The bearded barman laughed, then repeated the words, "Looking for Samara."

"If you could explain?" Cormac enquired politely.

"Someone's played a joke on you. If you're 'looking for Samara. You're searching in vain. It comes from just after the bombing. A guy had lost his mind and was looking for Samara. He had no other details—couldn't remember—and there were thousands called Samara here in the city." He looked contemplative for a moment. "Lot of them changed their names since."

Cormac nodded his thanks and turned away to head for a nearby bench table. It did not surprise him that his contact had not given a real name or method of identification. Doubtless he was being watched in here, as he had been watched since the moment he entered the old city. He placed his drinks down on the compacted-fibre surface of the table, shed his fog robe and stretched his back before sitting so any watchers would be able to see he was wearing ECS fatigues. The barman saw, for he frowned and looked quickly away.

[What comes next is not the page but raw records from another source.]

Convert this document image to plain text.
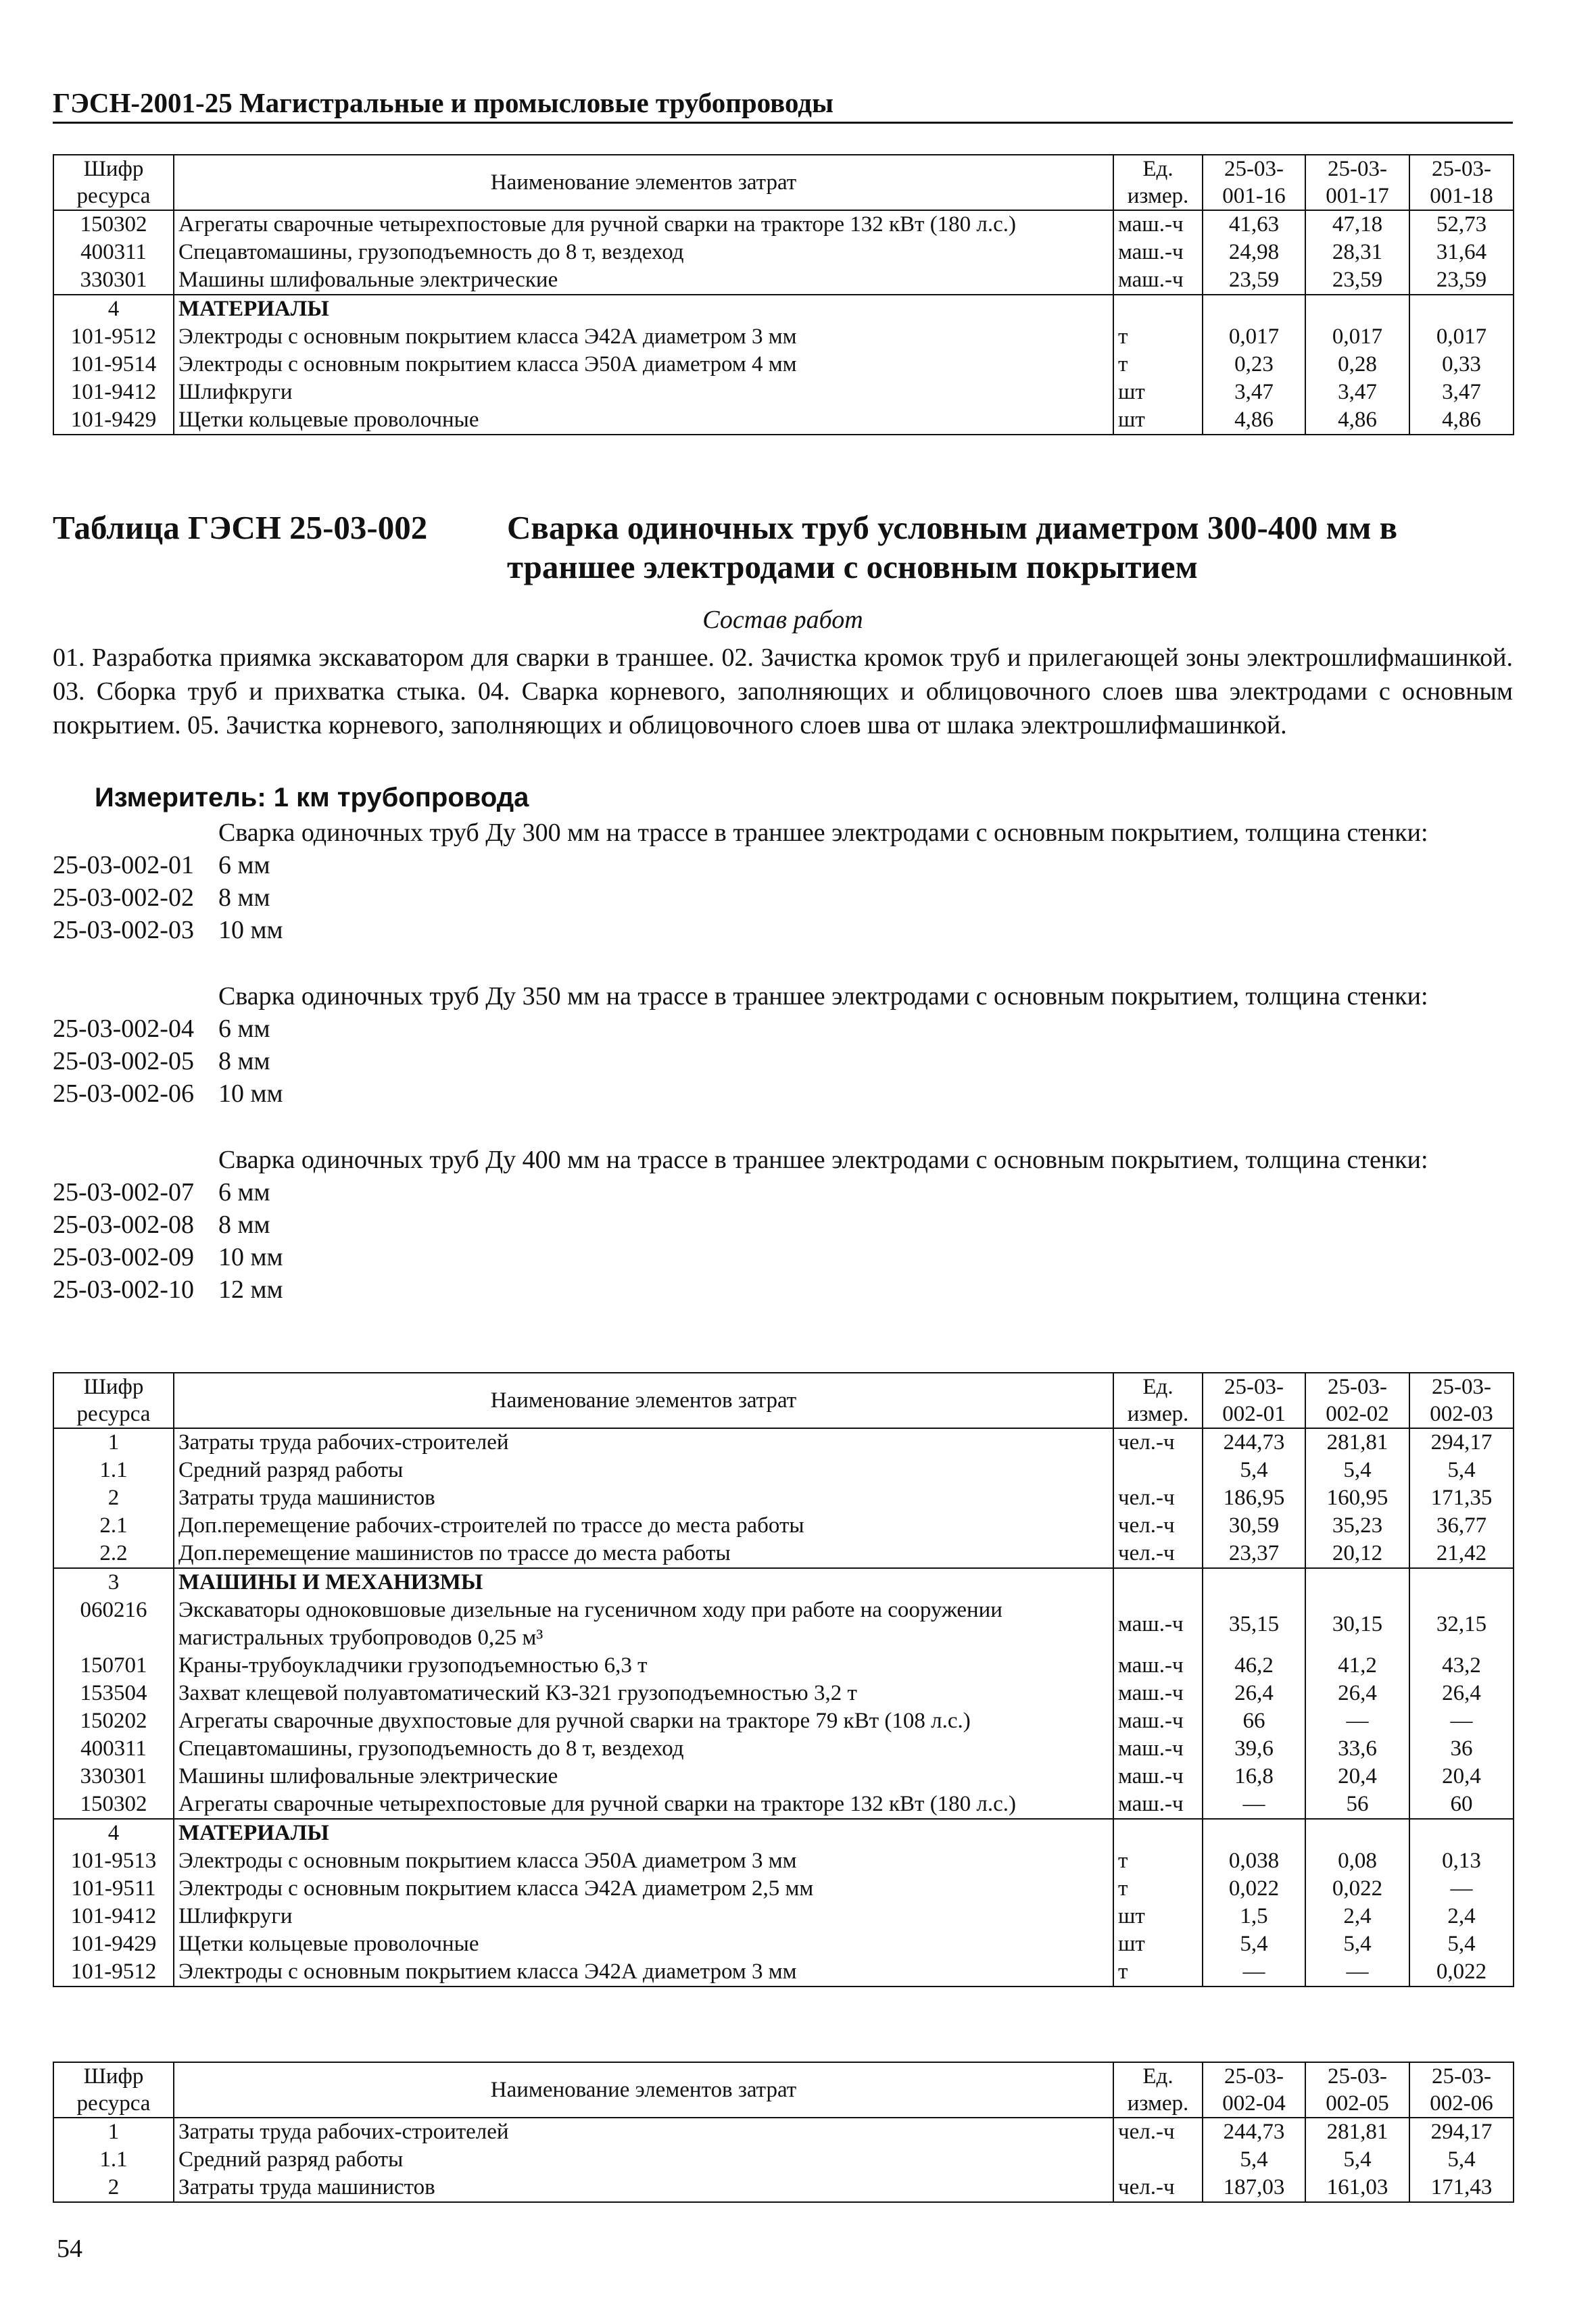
ГЭСН-2001-25 Магистральные и промысловые трубопроводы
Шифр ресурса	Наименование элементов затрат	Ед. измер.	25-03-001-16	25-03-001-17	25-03-001-18
150302	Агрегаты сварочные четырехпостовые для ручной сварки на тракторе 132 кВт (180 л.с.)	маш.-ч	41,63	47,18	52,73
400311	Спецавтомашины, грузоподъемность до 8 т, вездеход	маш.-ч	24,98	28,31	31,64
330301	Машины шлифовальные электрические	маш.-ч	23,59	23,59	23,59
4	МАТЕРИАЛЫ				

101-9512	Электроды с основным покрытием класса Э42А диаметром 3 мм	т	0,017	0,017	0,017
101-9514	Электроды с основным покрытием класса Э50А диаметром 4 мм	т	0,23	0,28	0,33
101-9412	Шлифкруги	шт	3,47	3,47	3,47
101-9429	Щетки кольцевые проволочные	шт	4,86	4,86	4,86
Таблица ГЭСН 25-03-002 Сварка одиночных труб условным диаметром 300-400 мм в траншее электродами с основным покрытием
Состав работ
01. Разработка приямка экскаватором для сварки в траншее. 02. Зачистка кромок труб и прилегающей зоны электрошлифмашинкой. 03. Сборка труб и прихватка стыка. 04. Сварка корневого, заполняющих и облицовочного слоев шва электродами с основным покрытием. 05. Зачистка корневого, заполняющих и облицовочного слоев шва от шлака электрошлифмашинкой.
Измеритель: 1 км трубопровода
Сварка одиночных труб Ду 300 мм на трассе в траншее электродами с основным покрытием, толщина стенки:
25-03-002-01 6 мм
25-03-002-02 8 мм
25-03-002-03 10 мм
Сварка одиночных труб Ду 350 мм на трассе в траншее электродами с основным покрытием, толщина стенки:
25-03-002-04 6 мм
25-03-002-05 8 мм
25-03-002-06 10 мм
Сварка одиночных труб Ду 400 мм на трассе в траншее электродами с основным покрытием, толщина стенки:
25-03-002-07 6 мм
25-03-002-08 8 мм
25-03-002-09 10 мм
25-03-002-10 12 мм
Шифр ресурса	Наименование элементов затрат	Ед. измер.	25-03-002-01	25-03-002-02	25-03-002-03
1	Затраты труда рабочих-строителей	чел.-ч	244,73	281,81	294,17
1.1	Средний разряд работы		5,4	5,4	5,4
2	Затраты труда машинистов	чел.-ч	186,95	160,95	171,35
2.1	Доп.перемещение рабочих-строителей по трассе до места работы	чел.-ч	30,59	35,23	36,77
2.2	Доп.перемещение машинистов по трассе до места работы	чел.-ч	23,37	20,12	21,42
3	МАШИНЫ И МЕХАНИЗМЫ				

060216	Экскаваторы одноковшовые дизельные на гусеничном ходу при работе на сооружении
магистральных трубопроводов 0,25 м³	маш.-ч	35,15	30,15	32,15
150701	Краны-трубоукладчики грузоподъемностью 6,3 т	маш.-ч	46,2	41,2	43,2
153504	Захват клещевой полуавтоматический КЗ-321 грузоподъемностью 3,2 т	маш.-ч	26,4	26,4	26,4
150202	Агрегаты сварочные двухпостовые для ручной сварки на тракторе 79 кВт (108 л.с.)	маш.-ч	66	—	—
400311	Спецавтомашины, грузоподъемность до 8 т, вездеход	маш.-ч	39,6	33,6	36
330301	Машины шлифовальные электрические	маш.-ч	16,8	20,4	20,4
150302	Агрегаты сварочные четырехпостовые для ручной сварки на тракторе 132 кВт (180 л.с.)	маш.-ч	—	56	60
4	МАТЕРИАЛЫ				

101-9513	Электроды с основным покрытием класса Э50А диаметром 3 мм	т	0,038	0,08	0,13
101-9511	Электроды с основным покрытием класса Э42А диаметром 2,5 мм	т	0,022	0,022	—
101-9412	Шлифкруги	шт	1,5	2,4	2,4
101-9429	Щетки кольцевые проволочные	шт	5,4	5,4	5,4
101-9512	Электроды с основным покрытием класса Э42А диаметром 3 мм	т	—	—	0,022
Шифр ресурса	Наименование элементов затрат	Ед. измер.	25-03-002-04	25-03-002-05	25-03-002-06
1	Затраты труда рабочих-строителей	чел.-ч	244,73	281,81	294,17
1.1	Средний разряд работы		5,4	5,4	5,4
2	Затраты труда машинистов	чел.-ч	187,03	161,03	171,43
54
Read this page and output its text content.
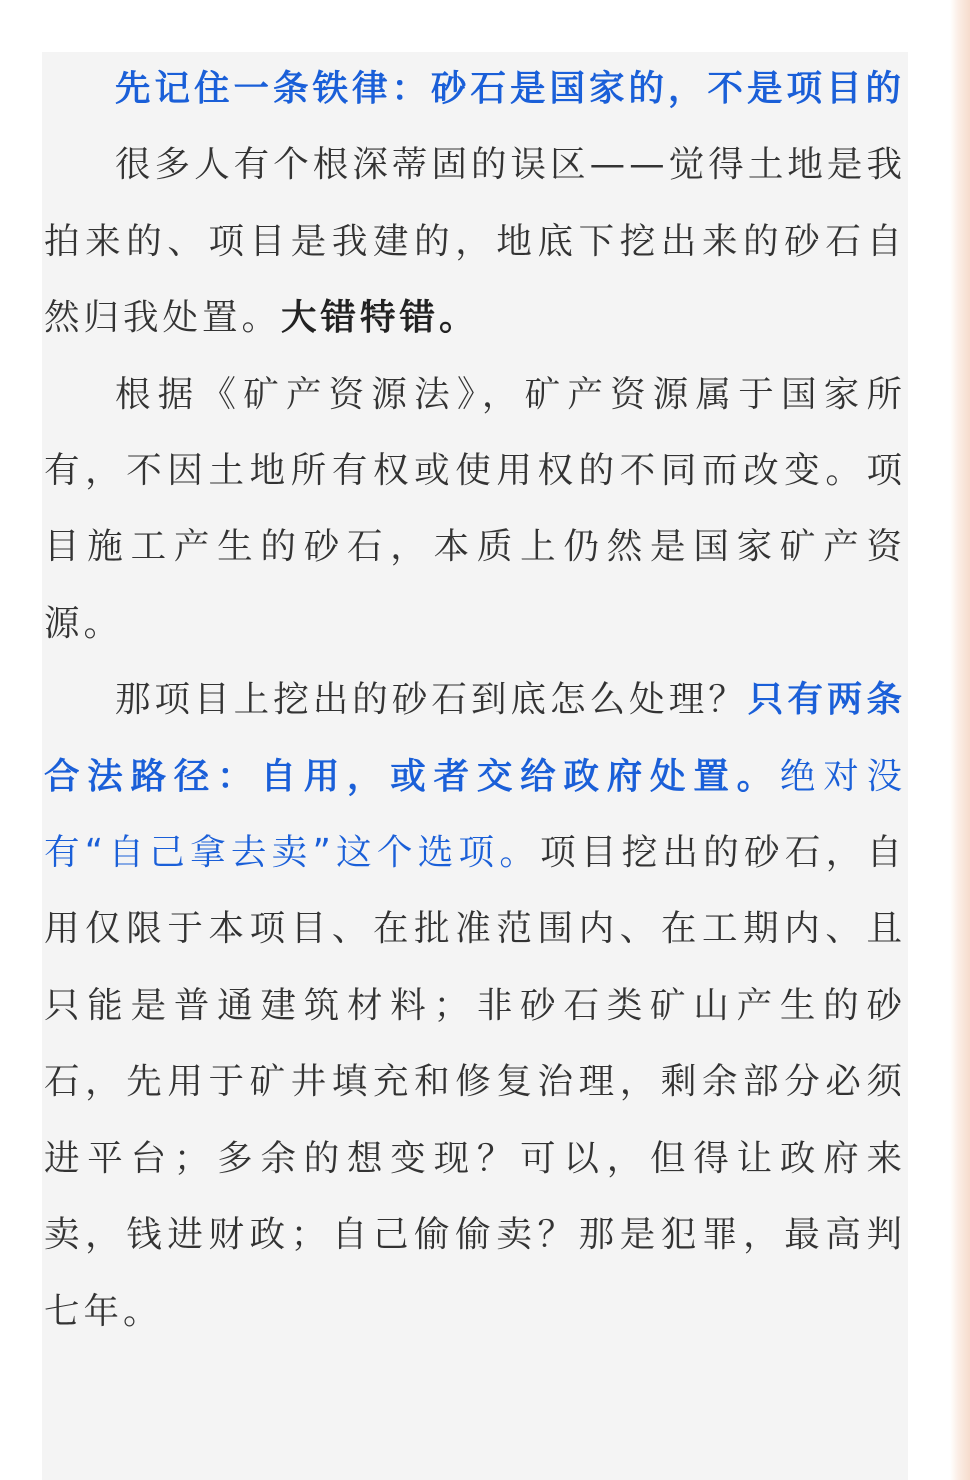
先记住一条铁律：砂石是国家的，不是项目的

很多人有个根深蒂固的误区——觉得土地是我拍来的、项目是我建的，地底下挖出来的砂石自然归我处置。大错特错。

根据《矿产资源法》，矿产资源属于国家所有，不因土地所有权或使用权的不同而改变。项目施工产生的砂石，本质上仍然是国家矿产资源。

那项目上挖出的砂石到底怎么处理？只有两条合法路径：自用，或者交给政府处置。绝对没有“自己拿去卖”这个选项。项目挖出的砂石，自用仅限于本项目、在批准范围内、在工期内、且只能是普通建筑材料；非砂石类矿山产生的砂石，先用于矿井填充和修复治理，剩余部分必须进平台；多余的想变现？可以，但得让政府来卖，钱进财政；自己偷偷卖？那是犯罪，最高判七年。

The espresso was good, the brandy better, but Cormac sat with deliberate fidgety impatience and scanned his surroundings. He spotted a man clad in similar robes to his own sitting at the far side of the room. He hadn't been there a few minutes ago and he had no drink before him—sloppy, and easily spotted.

As Cormac finished his coffee, three individuals entered the place and headed directly to where he sat. The two men were heavily built—the archetypal thugs employed by many criminal organisations. They either possessed boosted musculature and reinforced bones, or had serious steroid habits and spent most of their lives pumping iron. They wore a mixture of the kind of fatigues on sale anywhere and local clothing, in this case consisting of long, heavy coats and the kind of hats worn by gangsters portrayed on ancient celluloid film. The other figure was a woman in a leather tabard-like garment split up the sides of her legs to reveal black trousers and heavy trekking boots. Her face was made-up: heavy on the blue lip gloss and face powder to cover a rash of pocked scars. Her hair was black and coiled on top of her head.